Y que quieren que les diga, su sinceridad me llegó al corazón. No porque hubiese leído el relato –no lo hizo, demasiado largo- sino porque ha pasado todos los días por aquí para leer lo que escribía. Así que le voy a hacer caso, y les voy a contar una de esas anécdotas de ese colegio que tanto nos gustan a nosotros. El Guadalete, recuerden, para que nos vamos a andar por las ramas a estas alturas, cuando todos pueden ver mi rostro y saber mi nombre.
Para los que no sepan cómo era el colegio, les diré que se separaba en varias dependencias: el edificio principal, la capilla, el comedor, el edificio de oficinas, la biblioteca y BUP, y el lugar maldito: el gimnasio. El reino de D. Damián. Y allí, en aquel lugar, tuvo lugar lo que ahora les narró.
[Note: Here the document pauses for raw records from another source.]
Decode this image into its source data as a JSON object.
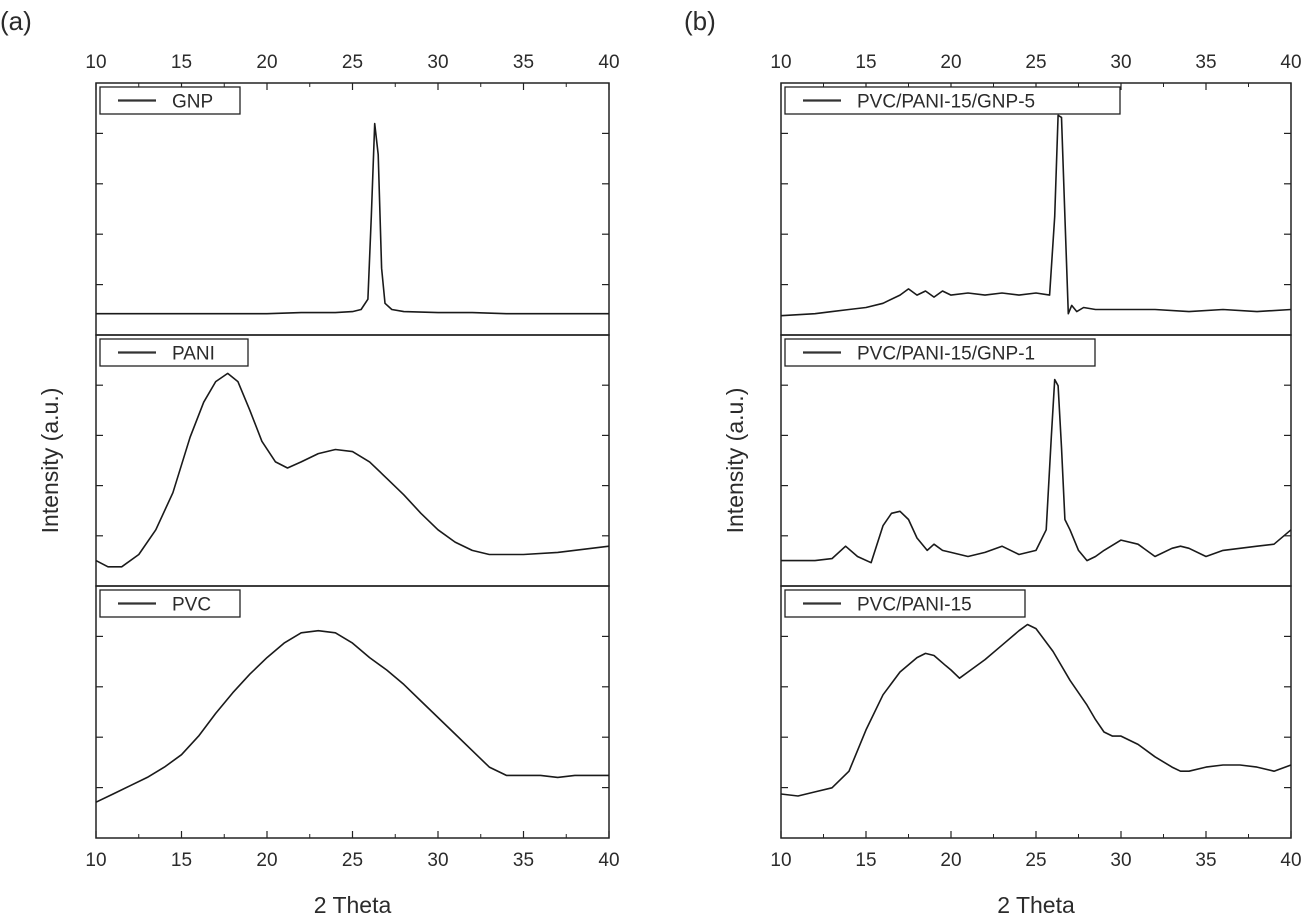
{
  "chart_data": [
    {
      "type": "line",
      "panel_label": "(a)",
      "xlabel": "2 Theta",
      "ylabel": "Intensity (a.u.)",
      "xlim": [
        10,
        40
      ],
      "x_ticks": [
        "10",
        "15",
        "20",
        "25",
        "30",
        "35",
        "40"
      ],
      "stacked": true,
      "series": [
        {
          "name": "GNP",
          "x": [
            10,
            12,
            14,
            16,
            18,
            20,
            22,
            24,
            25,
            25.5,
            25.9,
            26.1,
            26.3,
            26.5,
            26.7,
            26.9,
            27.3,
            28,
            30,
            32,
            34,
            36,
            38,
            40
          ],
          "y": [
            0.03,
            0.03,
            0.03,
            0.03,
            0.03,
            0.03,
            0.035,
            0.035,
            0.04,
            0.05,
            0.1,
            0.5,
            0.95,
            0.8,
            0.25,
            0.08,
            0.05,
            0.04,
            0.035,
            0.035,
            0.03,
            0.03,
            0.03,
            0.03
          ]
        },
        {
          "name": "PANI",
          "x": [
            10,
            10.7,
            11.5,
            12.5,
            13.5,
            14.5,
            15.5,
            16.3,
            17,
            17.7,
            18.3,
            19,
            19.7,
            20.5,
            21.2,
            22,
            23,
            24,
            25,
            26,
            27,
            28,
            29,
            30,
            31,
            32,
            33,
            35,
            37,
            40
          ],
          "y": [
            0.05,
            0.02,
            0.02,
            0.08,
            0.2,
            0.38,
            0.65,
            0.82,
            0.92,
            0.96,
            0.92,
            0.78,
            0.63,
            0.53,
            0.5,
            0.53,
            0.57,
            0.59,
            0.58,
            0.53,
            0.45,
            0.37,
            0.28,
            0.2,
            0.14,
            0.1,
            0.08,
            0.08,
            0.09,
            0.12
          ]
        },
        {
          "name": "PVC",
          "x": [
            10,
            11,
            12,
            13,
            14,
            15,
            16,
            17,
            18,
            19,
            20,
            21,
            22,
            23,
            24,
            25,
            26,
            27,
            28,
            29,
            30,
            31,
            32,
            33,
            34,
            35,
            36,
            37,
            38,
            40
          ],
          "y": [
            0.1,
            0.14,
            0.18,
            0.22,
            0.27,
            0.33,
            0.42,
            0.53,
            0.63,
            0.72,
            0.8,
            0.87,
            0.92,
            0.93,
            0.92,
            0.87,
            0.8,
            0.74,
            0.67,
            0.59,
            0.51,
            0.43,
            0.35,
            0.27,
            0.23,
            0.23,
            0.23,
            0.22,
            0.23,
            0.23
          ]
        }
      ]
    },
    {
      "type": "line",
      "panel_label": "(b)",
      "xlabel": "2 Theta",
      "ylabel": "Intensity (a.u.)",
      "xlim": [
        10,
        40
      ],
      "x_ticks": [
        "10",
        "15",
        "20",
        "25",
        "30",
        "35",
        "40"
      ],
      "stacked": true,
      "series": [
        {
          "name": "PVC/PANI-15/GNP-5",
          "x": [
            10,
            11,
            12,
            13,
            14,
            15,
            16,
            17,
            17.5,
            18,
            18.5,
            19,
            19.5,
            20,
            21,
            22,
            23,
            24,
            25,
            25.8,
            26.1,
            26.3,
            26.5,
            26.7,
            26.9,
            27.1,
            27.4,
            27.8,
            28.5,
            30,
            32,
            34,
            36,
            38,
            40
          ],
          "y": [
            0.02,
            0.025,
            0.03,
            0.04,
            0.05,
            0.06,
            0.08,
            0.12,
            0.15,
            0.12,
            0.14,
            0.11,
            0.14,
            0.12,
            0.13,
            0.12,
            0.13,
            0.12,
            0.13,
            0.12,
            0.5,
            0.99,
            0.98,
            0.5,
            0.03,
            0.07,
            0.04,
            0.06,
            0.05,
            0.05,
            0.05,
            0.04,
            0.05,
            0.04,
            0.05
          ]
        },
        {
          "name": "PVC/PANI-15/GNP-1",
          "x": [
            10,
            11,
            12,
            13,
            13.8,
            14.5,
            15.3,
            16,
            16.5,
            17,
            17.5,
            18,
            18.6,
            19,
            19.5,
            20,
            21,
            22,
            23,
            24,
            25,
            25.6,
            25.9,
            26.1,
            26.3,
            26.5,
            26.7,
            27,
            27.5,
            28,
            28.5,
            29,
            30,
            31,
            32,
            33,
            33.5,
            34,
            35,
            36,
            37,
            38,
            39,
            40
          ],
          "y": [
            0.05,
            0.05,
            0.05,
            0.06,
            0.12,
            0.07,
            0.04,
            0.22,
            0.28,
            0.29,
            0.25,
            0.16,
            0.1,
            0.13,
            0.1,
            0.09,
            0.07,
            0.09,
            0.12,
            0.08,
            0.1,
            0.2,
            0.65,
            0.93,
            0.9,
            0.6,
            0.25,
            0.2,
            0.1,
            0.05,
            0.07,
            0.1,
            0.15,
            0.13,
            0.07,
            0.11,
            0.12,
            0.11,
            0.07,
            0.1,
            0.11,
            0.12,
            0.13,
            0.2
          ]
        },
        {
          "name": "PVC/PANI-15",
          "x": [
            10,
            11,
            12,
            13,
            14,
            15,
            16,
            17,
            18,
            18.5,
            19,
            19.7,
            20,
            20.5,
            21,
            22,
            23,
            24,
            24.5,
            25,
            26,
            27,
            28,
            28.5,
            29,
            29.5,
            30,
            31,
            32,
            33,
            33.5,
            34,
            35,
            36,
            37,
            38,
            39,
            40
          ],
          "y": [
            0.14,
            0.13,
            0.15,
            0.17,
            0.25,
            0.45,
            0.62,
            0.73,
            0.8,
            0.82,
            0.81,
            0.76,
            0.74,
            0.7,
            0.73,
            0.79,
            0.86,
            0.93,
            0.96,
            0.94,
            0.83,
            0.69,
            0.57,
            0.5,
            0.44,
            0.42,
            0.42,
            0.38,
            0.32,
            0.27,
            0.25,
            0.25,
            0.27,
            0.28,
            0.28,
            0.27,
            0.25,
            0.28
          ]
        }
      ]
    }
  ]
}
Teníamos por aquel entonces un profesor, no diré que era bueno ni malo, no me dio clase. Solo diré que se llamaba José María, pero que sus gestos y actitudes hicieron que se ganase el cariñoso apodo de Marijose.
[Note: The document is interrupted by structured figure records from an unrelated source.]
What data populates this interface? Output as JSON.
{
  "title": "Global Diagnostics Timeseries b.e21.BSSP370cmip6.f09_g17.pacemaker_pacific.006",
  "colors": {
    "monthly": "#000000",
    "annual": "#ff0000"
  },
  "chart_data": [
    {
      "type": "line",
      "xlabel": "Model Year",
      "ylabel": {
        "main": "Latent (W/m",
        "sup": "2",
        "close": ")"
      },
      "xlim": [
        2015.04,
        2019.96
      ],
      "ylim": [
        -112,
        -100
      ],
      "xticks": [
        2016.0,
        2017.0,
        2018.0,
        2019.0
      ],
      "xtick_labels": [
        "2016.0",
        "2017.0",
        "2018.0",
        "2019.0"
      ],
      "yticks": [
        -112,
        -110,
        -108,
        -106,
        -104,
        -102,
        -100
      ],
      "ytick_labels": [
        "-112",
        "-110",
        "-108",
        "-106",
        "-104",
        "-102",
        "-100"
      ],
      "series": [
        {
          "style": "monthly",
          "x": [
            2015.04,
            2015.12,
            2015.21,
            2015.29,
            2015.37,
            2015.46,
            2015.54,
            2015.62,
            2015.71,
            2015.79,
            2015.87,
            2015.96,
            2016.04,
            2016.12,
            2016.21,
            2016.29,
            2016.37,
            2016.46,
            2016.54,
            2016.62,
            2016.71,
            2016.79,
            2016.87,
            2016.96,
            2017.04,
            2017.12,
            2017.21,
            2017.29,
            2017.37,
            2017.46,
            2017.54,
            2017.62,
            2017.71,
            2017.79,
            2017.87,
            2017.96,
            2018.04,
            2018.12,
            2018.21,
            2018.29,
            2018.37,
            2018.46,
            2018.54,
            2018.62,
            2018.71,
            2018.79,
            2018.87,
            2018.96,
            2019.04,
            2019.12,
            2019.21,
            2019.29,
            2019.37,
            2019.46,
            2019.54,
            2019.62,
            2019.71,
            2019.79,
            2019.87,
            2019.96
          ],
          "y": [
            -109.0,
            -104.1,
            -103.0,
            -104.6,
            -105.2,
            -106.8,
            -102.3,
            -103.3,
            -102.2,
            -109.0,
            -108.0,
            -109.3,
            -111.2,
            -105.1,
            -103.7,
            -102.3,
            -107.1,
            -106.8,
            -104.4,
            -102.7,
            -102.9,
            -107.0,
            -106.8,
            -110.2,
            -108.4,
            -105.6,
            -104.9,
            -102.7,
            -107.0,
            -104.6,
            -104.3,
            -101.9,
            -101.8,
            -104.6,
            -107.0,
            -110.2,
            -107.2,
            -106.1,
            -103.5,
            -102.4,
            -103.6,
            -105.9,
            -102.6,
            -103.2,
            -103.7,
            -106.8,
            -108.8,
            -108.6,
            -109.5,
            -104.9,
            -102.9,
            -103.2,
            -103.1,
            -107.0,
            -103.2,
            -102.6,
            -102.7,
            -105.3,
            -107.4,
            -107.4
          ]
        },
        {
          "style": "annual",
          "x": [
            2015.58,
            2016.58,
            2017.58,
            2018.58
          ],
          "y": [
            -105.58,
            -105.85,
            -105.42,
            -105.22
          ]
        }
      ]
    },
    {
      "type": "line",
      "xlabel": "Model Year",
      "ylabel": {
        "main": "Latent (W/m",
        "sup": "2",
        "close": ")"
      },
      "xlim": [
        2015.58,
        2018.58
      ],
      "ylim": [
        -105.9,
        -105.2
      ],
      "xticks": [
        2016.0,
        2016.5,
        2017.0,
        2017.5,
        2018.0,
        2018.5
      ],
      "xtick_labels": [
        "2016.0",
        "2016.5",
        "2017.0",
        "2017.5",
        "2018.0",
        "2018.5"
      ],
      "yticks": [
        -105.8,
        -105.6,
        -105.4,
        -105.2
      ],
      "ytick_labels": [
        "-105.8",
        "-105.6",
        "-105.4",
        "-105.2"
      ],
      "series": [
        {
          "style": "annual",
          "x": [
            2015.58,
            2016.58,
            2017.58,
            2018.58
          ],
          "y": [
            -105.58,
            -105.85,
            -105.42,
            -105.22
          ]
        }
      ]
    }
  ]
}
Yo lo vi llegar desde donde estaba, apoyado en la pared junto a Florentino y el Cabeza, esperando que Lacueva terminase para irnos a clase. Él llegó rápidamente hasta allí, observó el interior antes de preguntar si había alguien. Lacueva respondió que sí, que estaba él, que ahora salía. Y salió. Y no había puesto un pie fuera de la puerta cuando la mano de Marijose voló hacia su rostro. Mi amigo quedó compungido, hasta conmocionado por el golpe, mientras dos lagrimas corrían por su mejilla.
-¿Qué hacías ahí?
-¿Mear?
Lo dudó. Yo también lo hubiera hecho si, como le pasó a él, y ante el asombro primero y burla después de todo el patio, hubiera recibido un guantazo solo por salir del baño.
¡Qué tiempos aquellos! Entonces todavía te podía partir la cara un profesor por nada. Ahora, cuando somos nosotros los que podríamos dar clases, suele pasar al revés.